Hollywood: Hollywood Free Paper, ca. early-1970s. Silkscreen. 17 1/2 x 23 in. Very good. Item #5435
San Francisco in the 1960s is most frequently associated with the hippie movement and the so-called "Summer of Love." A lesser known spiritual movement sprouted alongside it: a loose network of Evangelical groups eventually referred to as Jesus people or Jesus freaks (a term which, at the time, was not seen as pejorative). Although the movement first gained traction in San Francisco, particularly Haight-Ashbury, its nucleus quickly became Los Angeles. Leaders such as Arthur Blessitt and Tony and Susan Alamo set up shop on Sunset Strip, preaching on the street and opening coffee shops where converts congregated. As the posters in this list evidence, the movement embraced the prevailing countercultural aesthetics of the time. Music festivals, underground newspapers, and merchandise such as pins, posters, and t-shirts were all used to recruit, cohere, and build the movement. The movement spread to northern Europe, where it remains active in Germany.

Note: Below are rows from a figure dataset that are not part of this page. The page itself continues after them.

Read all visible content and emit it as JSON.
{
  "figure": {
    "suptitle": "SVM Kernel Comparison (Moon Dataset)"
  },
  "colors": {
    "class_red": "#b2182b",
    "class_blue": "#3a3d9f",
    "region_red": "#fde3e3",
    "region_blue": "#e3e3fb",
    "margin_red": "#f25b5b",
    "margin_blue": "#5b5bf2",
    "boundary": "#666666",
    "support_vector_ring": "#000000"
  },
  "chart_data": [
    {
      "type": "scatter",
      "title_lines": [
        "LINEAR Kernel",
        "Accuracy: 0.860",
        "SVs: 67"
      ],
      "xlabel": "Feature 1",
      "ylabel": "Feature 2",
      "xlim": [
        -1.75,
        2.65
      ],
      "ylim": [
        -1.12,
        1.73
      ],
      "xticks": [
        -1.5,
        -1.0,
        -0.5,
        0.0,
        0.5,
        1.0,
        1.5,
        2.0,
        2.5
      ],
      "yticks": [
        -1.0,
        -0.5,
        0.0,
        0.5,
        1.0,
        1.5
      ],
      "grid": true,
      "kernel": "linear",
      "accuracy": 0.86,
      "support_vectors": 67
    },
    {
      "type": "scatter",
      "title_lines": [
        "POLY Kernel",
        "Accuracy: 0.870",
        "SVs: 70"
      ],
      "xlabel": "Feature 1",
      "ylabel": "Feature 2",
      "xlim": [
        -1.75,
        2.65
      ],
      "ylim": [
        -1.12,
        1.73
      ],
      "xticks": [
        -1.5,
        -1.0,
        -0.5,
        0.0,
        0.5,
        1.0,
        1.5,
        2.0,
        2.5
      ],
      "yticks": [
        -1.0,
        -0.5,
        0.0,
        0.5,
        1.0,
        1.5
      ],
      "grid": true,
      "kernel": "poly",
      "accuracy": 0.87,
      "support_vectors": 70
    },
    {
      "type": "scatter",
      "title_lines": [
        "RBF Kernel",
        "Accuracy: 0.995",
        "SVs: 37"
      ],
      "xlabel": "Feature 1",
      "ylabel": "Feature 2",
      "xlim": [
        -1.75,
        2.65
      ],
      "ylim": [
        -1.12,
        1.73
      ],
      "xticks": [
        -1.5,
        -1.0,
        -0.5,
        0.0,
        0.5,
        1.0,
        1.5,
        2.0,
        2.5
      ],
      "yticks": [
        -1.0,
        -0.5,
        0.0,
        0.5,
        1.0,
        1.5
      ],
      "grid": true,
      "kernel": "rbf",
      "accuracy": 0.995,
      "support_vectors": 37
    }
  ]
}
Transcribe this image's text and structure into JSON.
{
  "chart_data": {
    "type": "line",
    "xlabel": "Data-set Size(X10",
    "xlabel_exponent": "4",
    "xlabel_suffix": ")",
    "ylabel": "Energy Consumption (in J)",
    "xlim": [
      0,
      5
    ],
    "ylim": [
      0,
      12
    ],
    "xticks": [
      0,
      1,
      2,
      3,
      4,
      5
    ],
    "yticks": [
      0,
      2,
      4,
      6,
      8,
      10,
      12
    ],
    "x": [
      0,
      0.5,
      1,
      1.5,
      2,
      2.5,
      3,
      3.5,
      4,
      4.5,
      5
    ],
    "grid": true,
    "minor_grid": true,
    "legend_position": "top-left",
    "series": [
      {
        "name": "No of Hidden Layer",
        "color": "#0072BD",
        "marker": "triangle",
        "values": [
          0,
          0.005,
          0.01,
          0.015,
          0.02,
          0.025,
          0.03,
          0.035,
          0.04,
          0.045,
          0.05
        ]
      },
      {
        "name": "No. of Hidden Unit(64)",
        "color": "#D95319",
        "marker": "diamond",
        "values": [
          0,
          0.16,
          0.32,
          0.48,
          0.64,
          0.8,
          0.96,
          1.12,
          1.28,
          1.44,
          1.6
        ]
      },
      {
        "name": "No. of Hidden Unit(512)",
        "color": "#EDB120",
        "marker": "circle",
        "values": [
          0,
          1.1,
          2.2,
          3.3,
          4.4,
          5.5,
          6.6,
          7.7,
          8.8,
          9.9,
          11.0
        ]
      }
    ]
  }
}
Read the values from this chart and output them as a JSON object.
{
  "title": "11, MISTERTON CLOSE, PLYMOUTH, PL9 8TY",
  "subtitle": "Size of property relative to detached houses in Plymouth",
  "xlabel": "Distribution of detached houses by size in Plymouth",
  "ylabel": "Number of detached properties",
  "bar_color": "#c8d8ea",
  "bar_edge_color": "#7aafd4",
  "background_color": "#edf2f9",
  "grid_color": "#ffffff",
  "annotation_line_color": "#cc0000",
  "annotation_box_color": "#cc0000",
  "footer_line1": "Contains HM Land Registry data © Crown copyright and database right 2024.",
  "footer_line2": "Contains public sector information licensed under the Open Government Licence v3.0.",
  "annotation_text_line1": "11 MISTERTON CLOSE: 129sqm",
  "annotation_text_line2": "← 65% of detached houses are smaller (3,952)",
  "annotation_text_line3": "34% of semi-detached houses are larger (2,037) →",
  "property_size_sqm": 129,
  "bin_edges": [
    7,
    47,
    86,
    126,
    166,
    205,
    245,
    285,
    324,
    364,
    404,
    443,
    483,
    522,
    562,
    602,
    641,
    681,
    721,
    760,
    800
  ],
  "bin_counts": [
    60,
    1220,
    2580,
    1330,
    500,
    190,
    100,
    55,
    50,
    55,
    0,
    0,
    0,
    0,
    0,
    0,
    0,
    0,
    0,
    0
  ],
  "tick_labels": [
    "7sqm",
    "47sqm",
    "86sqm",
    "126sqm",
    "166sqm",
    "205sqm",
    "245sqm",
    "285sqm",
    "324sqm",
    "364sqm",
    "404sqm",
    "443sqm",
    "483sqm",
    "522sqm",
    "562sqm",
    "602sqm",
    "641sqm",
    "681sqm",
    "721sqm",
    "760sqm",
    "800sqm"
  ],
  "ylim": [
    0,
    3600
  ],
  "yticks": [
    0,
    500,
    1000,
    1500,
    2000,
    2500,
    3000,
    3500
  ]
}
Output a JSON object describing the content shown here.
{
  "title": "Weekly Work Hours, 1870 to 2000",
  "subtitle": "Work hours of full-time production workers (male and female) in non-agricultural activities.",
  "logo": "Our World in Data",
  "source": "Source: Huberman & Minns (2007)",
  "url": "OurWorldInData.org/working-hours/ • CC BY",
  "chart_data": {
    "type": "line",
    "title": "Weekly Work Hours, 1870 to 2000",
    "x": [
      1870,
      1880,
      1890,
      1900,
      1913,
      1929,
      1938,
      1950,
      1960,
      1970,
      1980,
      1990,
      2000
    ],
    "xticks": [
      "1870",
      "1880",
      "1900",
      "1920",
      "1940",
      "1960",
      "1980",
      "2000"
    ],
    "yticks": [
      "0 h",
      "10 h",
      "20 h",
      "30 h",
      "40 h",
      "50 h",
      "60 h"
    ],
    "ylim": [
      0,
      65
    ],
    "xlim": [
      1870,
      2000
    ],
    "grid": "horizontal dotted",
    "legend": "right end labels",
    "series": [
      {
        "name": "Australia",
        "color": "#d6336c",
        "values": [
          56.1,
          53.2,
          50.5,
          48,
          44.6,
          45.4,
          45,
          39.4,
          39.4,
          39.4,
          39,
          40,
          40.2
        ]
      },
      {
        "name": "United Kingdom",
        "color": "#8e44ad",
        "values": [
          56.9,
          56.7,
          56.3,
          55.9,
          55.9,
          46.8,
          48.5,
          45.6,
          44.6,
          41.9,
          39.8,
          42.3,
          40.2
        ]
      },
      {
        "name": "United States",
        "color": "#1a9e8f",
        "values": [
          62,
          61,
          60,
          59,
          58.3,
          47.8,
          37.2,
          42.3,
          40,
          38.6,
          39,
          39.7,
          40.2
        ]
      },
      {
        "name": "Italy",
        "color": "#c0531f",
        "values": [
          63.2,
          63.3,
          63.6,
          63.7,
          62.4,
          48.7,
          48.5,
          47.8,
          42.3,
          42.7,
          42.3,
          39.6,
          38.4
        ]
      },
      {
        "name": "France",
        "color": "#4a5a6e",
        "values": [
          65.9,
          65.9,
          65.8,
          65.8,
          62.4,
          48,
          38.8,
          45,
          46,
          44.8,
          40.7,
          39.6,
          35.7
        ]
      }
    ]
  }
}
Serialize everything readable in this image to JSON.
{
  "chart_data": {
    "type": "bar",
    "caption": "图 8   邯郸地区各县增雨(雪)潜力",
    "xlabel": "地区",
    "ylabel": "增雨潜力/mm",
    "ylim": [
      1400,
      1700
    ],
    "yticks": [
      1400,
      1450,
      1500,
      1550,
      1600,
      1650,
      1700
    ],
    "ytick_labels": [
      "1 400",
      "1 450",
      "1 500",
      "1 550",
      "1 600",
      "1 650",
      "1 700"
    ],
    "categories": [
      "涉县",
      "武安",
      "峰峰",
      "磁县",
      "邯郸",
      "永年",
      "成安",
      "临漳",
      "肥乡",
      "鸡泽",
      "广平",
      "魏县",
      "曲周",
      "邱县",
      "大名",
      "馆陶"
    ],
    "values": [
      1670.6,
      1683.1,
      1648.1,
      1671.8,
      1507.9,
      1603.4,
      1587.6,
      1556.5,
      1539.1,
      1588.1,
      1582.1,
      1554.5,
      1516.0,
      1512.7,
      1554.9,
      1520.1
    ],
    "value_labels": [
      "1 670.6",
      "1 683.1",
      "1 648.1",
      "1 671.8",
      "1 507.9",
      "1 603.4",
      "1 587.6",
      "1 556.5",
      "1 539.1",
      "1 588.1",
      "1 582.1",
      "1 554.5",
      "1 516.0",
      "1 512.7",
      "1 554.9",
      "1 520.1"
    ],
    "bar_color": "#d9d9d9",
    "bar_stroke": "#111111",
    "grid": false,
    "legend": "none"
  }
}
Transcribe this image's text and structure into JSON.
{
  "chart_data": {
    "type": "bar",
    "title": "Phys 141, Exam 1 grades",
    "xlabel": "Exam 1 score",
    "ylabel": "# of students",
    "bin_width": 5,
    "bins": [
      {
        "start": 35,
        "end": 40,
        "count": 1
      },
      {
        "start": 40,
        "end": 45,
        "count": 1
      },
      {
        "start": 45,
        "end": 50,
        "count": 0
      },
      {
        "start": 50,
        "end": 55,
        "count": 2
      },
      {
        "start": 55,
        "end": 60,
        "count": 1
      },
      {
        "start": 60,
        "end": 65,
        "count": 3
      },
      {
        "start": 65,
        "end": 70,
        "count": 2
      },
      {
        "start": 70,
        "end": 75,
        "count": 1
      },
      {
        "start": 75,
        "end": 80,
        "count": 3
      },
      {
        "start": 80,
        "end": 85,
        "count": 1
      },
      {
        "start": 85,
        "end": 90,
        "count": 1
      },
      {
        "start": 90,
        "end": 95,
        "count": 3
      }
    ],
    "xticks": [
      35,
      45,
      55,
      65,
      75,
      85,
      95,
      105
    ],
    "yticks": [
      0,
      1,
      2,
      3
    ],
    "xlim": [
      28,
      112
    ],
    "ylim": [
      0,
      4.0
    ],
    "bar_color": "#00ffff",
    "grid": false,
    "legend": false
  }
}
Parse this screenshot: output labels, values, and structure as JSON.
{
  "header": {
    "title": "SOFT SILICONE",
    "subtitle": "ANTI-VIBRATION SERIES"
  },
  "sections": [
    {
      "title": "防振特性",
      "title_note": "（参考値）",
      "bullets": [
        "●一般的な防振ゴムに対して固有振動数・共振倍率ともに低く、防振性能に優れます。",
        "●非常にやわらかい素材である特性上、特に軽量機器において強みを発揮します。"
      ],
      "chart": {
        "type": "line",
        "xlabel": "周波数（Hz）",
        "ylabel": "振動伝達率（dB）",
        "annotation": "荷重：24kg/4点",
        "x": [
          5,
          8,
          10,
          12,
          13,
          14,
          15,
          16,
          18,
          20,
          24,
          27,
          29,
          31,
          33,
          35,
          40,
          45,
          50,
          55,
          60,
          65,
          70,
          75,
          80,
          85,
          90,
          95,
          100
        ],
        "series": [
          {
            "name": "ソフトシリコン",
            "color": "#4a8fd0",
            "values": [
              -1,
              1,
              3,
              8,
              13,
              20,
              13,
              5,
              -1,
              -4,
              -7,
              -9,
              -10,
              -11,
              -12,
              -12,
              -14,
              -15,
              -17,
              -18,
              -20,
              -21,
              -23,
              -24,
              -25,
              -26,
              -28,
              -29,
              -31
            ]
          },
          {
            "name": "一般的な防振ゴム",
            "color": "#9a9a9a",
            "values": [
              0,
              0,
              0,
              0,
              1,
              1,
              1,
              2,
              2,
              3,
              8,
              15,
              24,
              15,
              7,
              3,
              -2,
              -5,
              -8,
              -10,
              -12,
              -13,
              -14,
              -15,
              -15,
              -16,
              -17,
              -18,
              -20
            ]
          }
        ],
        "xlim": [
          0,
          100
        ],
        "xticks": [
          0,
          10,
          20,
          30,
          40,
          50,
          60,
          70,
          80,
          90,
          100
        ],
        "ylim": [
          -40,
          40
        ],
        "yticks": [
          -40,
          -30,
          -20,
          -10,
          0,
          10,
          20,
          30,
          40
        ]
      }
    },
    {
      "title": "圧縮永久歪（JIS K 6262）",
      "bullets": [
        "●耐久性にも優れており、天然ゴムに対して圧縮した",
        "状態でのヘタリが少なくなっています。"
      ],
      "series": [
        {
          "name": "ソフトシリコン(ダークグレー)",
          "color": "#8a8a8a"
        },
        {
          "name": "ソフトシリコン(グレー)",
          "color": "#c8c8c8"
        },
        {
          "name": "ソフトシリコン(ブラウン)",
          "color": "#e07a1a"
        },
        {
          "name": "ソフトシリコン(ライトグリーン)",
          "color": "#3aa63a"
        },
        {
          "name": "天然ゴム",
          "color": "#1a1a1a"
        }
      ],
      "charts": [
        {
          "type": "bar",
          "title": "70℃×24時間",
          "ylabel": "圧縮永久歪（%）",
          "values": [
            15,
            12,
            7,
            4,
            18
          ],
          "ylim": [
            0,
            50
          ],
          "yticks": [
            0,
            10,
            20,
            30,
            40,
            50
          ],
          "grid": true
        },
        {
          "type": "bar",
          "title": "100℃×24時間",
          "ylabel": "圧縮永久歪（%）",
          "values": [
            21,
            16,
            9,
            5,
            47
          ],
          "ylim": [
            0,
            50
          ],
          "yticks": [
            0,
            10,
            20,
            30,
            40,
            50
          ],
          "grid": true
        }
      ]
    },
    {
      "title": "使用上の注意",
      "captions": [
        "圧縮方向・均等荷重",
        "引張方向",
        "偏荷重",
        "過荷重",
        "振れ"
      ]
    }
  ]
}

A small cross perched alongside the “One Way” sign—a hand with an extended forefinger—served as a logo for the movement. On this poster, the symbol sits above the word “Jesus” in box letters, and images of young, smiling Jesus People flood the text and symbol. They hold signs reading “Try Jesus” and “One Way His Way,” free-floating One Way forefingers abound. The photographs are from Spiritual Revolution Day, a march and gathering held on February 13, 1971 which drew several thousand Jesus People.